À partir de la pensée d’Aristote dont il se montrera l’un des meilleurs interprètes médiévaux, il élabore une théologie juive dont les ressources sont loin d’être épuisées aujourd’hui encore. La Bible, les Aggadoth du Talmud et le Midrach sont mis en valeur comme pensées spéculatives et il n’est pas de grands problèmes métaphysiques, (l’existence de Dieu et la nature des anges, la création du monde, la révélation, la prophétie) qui n’y soient abordés de manière décisive. Mais si ce livre fondamental qui joua d’ailleurs un rôle non négligeable dans le développement de la cabale, s’achève par des considérations sur la signification et l’utilité des commandements divins, auxquels Maïmonide refuse énergiquement de prêter une nature arbitraire ou irrationnelle, c’est que le souci qui régit sans cesse les mouvements de sa pensée n’est pas celui de l’acquisition d’une sagesse qui permette à l’homme de connaître vraiment Dieu : « Un tel homme, après avoir acquis cette connaissance, se conduira toujours de manière à viser à la bienveillance, à l’équité et à la justice, en imitant les actions de Dieu » (dernier chapitre du Guide).
La confrontation
Le caractère achevé et systématique de la pensée de Maïmonide n’a pas d’équivalent au sein de la littérature juive de tous les siècles, ce qui valut à celui qui disait : « Aime la vérité d’où qu’elle vienne », de nombreux adversaires qui lui reprochaient l’esprit philosophique qui marquait trop sa pensée, à leurs yeux, d’emprunts étrangers au judaïsme. La doctrine de Maïmonide suscita, de son vivant même, un mouvement intellectuel au sein d’une jeunesse juive déjà pénétrée par les sciences et les philosophies de la brillante civilisation musulmane alors à son apogée. Dans ces circonstances, la confrontation entre les nouvelles idées et la tradition juive devenait inévitable ; « les égarés » à l’adresse desquels Maïmonide avait composé son Guide n’étaient autres que les lettrés de la jeune génération, qui demeuraient hésitants et perplexes face aux vérités démontrées par la raison et face à celles éditées par la loi révélée. L’ouvrage de celui qui allait faire office de maître à penser de cette génération, prouvait qu’il était possible de rester attaché à la tradition des pères tout en s’éclairant des lumières de la raison philosophique. L’impact de cette audace se fit sentir jusqu’à la Haskalamoderne, le mouvement juif des « lumières », qui trouva en Maïmonide la réalisation anticipée de ses espoirs et l’autorité rabbinique incontestée sur laquelle s’appuyer pour s’affirmer face aux tenants de la pure tradition. […]

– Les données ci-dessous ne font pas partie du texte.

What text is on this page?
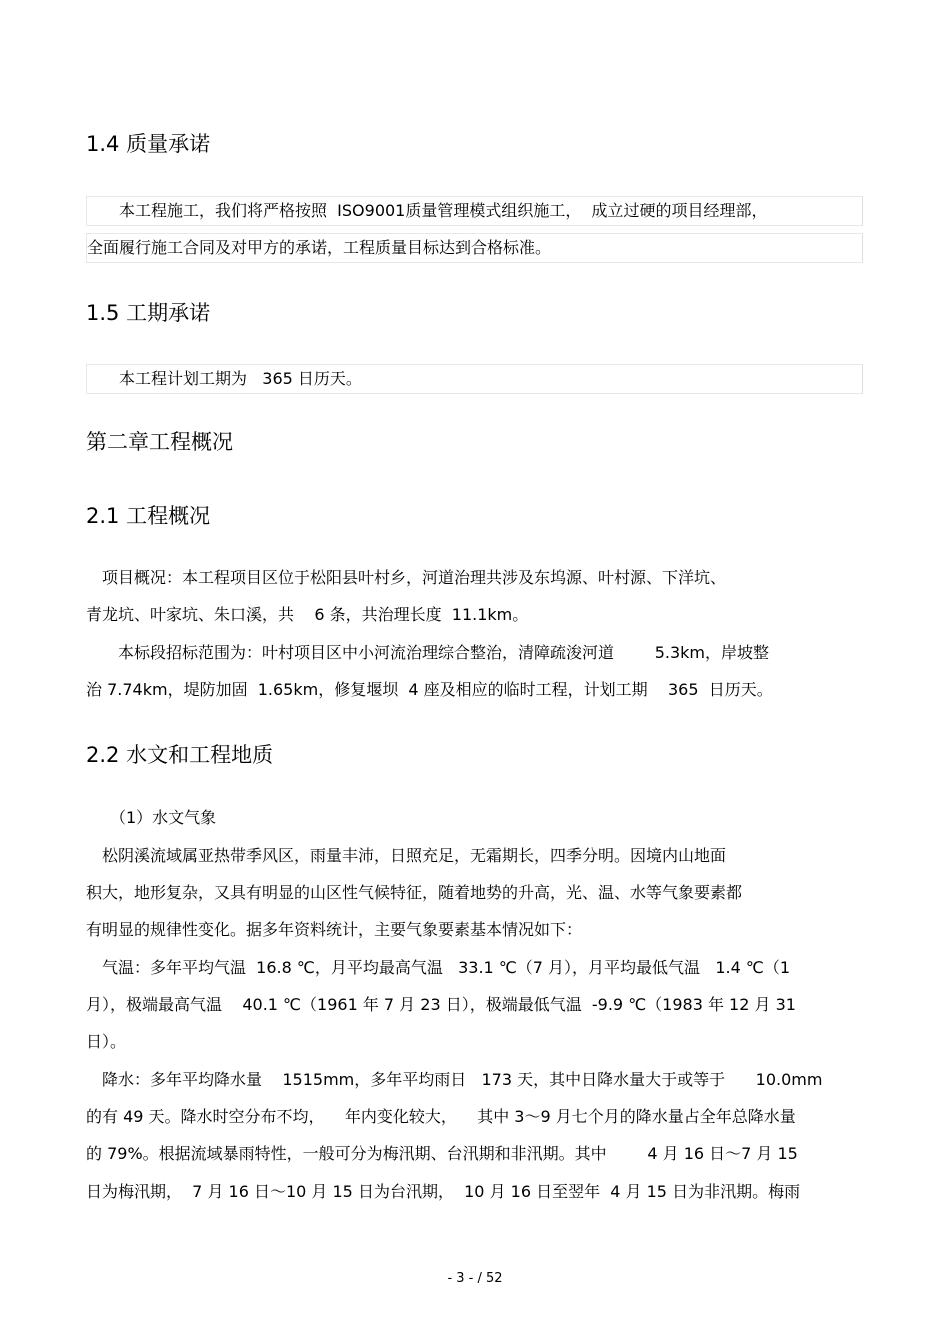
1.4 质量承诺

　　本工程施工，我们将严格按照  ISO9001质量管理模式组织施工，  成立过硬的项目经理部，

全面履行施工合同及对甲方的承诺，工程质量目标达到合格标准。

1.5 工期承诺

　　本工程计划工期为   365 日历天。

第二章工程概况
2.1 工程概况

　项目概况：本工程项目区位于松阳县叶村乡，河道治理共涉及东坞源、叶村源、下洋坑、

青龙坑、叶家坑、朱口溪，共    6 条，共治理长度  11.1km。

　　本标段招标范围为：叶村项目区中小河流治理综合整治，清障疏浚河道        5.3km，岸坡整

治 7.74km，堤防加固  1.65km，修复堰坝  4 座及相应的临时工程，计划工期    365  日历天。

2.2 水文和工程地质

　　（1）水文气象

　松阴溪流域属亚热带季风区，雨量丰沛，日照充足，无霜期长，四季分明。因境内山地面

积大，地形复杂，又具有明显的山区性气候特征，随着地势的升高，光、温、水等气象要素都

有明显的规律性变化。据多年资料统计，主要气象要素基本情况如下：

　气温：多年平均气温  16.8 ℃，月平均最高气温   33.1 ℃（7 月），月平均最低气温   1.4 ℃（1

月），极端最高气温    40.1 ℃（1961 年 7 月 23 日），极端最低气温  -9.9 ℃（1983 年 12 月 31

日）。

　降水：多年平均降水量    1515mm，多年平均雨日   173 天，其中日降水量大于或等于      10.0mm

的有 49 天。降水时空分布不均，    年内变化较大，    其中 3～9 月七个月的降水量占全年总降水量

的 79%。根据流域暴雨特性，一般可分为梅汛期、台汛期和非汛期。其中        4 月 16 日～7 月 15

日为梅汛期，  7 月 16 日～10 月 15 日为台汛期，  10 月 16 日至翌年  4 月 15 日为非汛期。梅雨

- 3 - / 52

Il est vrai qu’un regard rétrospectif sur son histoire fait apparaître qu’il a tout aussi bien joué comme un frein à l’assimilation que comme un encouragement en sa faveur. Il a retenu des générations au sein de la tradition d’Israël et il a permis (à son corps défendant) à beaucoup d’intellectuels juifs de s’éloigner d’elle. Spinoza qui était un grand lecteur du Guide est un exemple de ceux qu’il n’a pas réussi à retenir et qu’il a plutôt aidés à partir. De même plus tard Salomon Maïmon.
Mais ce qui fait son ambivalence est aussi ce qui fait sa puissance inégalée comme source incessante de la pensée. Seul un livre qui a été un monument du génie juif et un moment de la conscience humaine eut pu avoir une telle influence. Aujourd’hui encore beaucoup de ses questions nous interpellent et beaucoup de ses réponses nous stimulent et nous encouragent. Tout penseur issu de la tradition juive pense toujours pour ou contre lui, mais jamais sans lui. Maïmonide a justement mérité d’être partie intégrante de notre mémoire.